Niobe Damnable

Rocky soil, Niobe has no children of her own, no, nor husband, but a house that beds forty and a tongue like a whip of fury. She is well-armed against change; here in the hinterlands, the cold damp north, she has found a refuge and sunk roots deep into the boulders of the plain. She will crack open this place, because she must.

Sailors.

She arms herself and her women, rifles them out, picks off these axemen, these blazers. She tacks their scalps, withered flags, to the splintering wood of her fence. They carve warnings in the trees — you can see them, even now, moss-filled, but deeply carved, testimony to their fear — and bend wide around her land. “More to be abhorred,” writes one, “than all the armies of the tribes assembled.”

She has, alas, too good an eye: the city grows up around her. Her clan is pressed on all sides by potholes, sewer pipes, the thousand teeth of civilization.
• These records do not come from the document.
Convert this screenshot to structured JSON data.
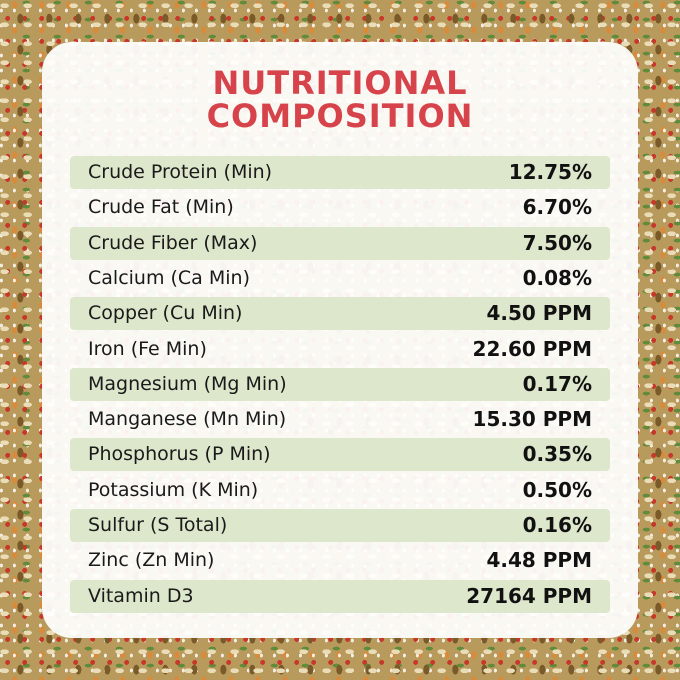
{
  "title": [
    "NUTRITIONAL",
    "COMPOSITION"
  ],
  "table": {
    "rows": [
      [
        "Crude Protein (Min)",
        "12.75%"
      ],
      [
        "Crude Fat (Min)",
        "6.70%"
      ],
      [
        "Crude Fiber (Max)",
        "7.50%"
      ],
      [
        "Calcium (Ca Min)",
        "0.08%"
      ],
      [
        "Copper (Cu Min)",
        "4.50 PPM"
      ],
      [
        "Iron (Fe Min)",
        "22.60 PPM"
      ],
      [
        "Magnesium (Mg Min)",
        "0.17%"
      ],
      [
        "Manganese (Mn Min)",
        "15.30 PPM"
      ],
      [
        "Phosphorus (P Min)",
        "0.35%"
      ],
      [
        "Potassium (K Min)",
        "0.50%"
      ],
      [
        "Sulfur (S Total)",
        "0.16%"
      ],
      [
        "Zinc (Zn Min)",
        "4.48 PPM"
      ],
      [
        "Vitamin D3",
        "27164 PPM"
      ]
    ]
  }
}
She spits on them when they pass too near, empties chamberpots on their heads, once buries a knife handledeep next to a quivering male ear. In a town of errant seamstresses, her house hums with industry.

When she dies the ground spits her forth again calcified. “The woman too mean for Hell,” the newspaper cartoons it, but in the night her women steal her back.

Niobe persists, still guarding her impregnable retreat; the roads still bend away from her gate, but there are, somehow, always beds available.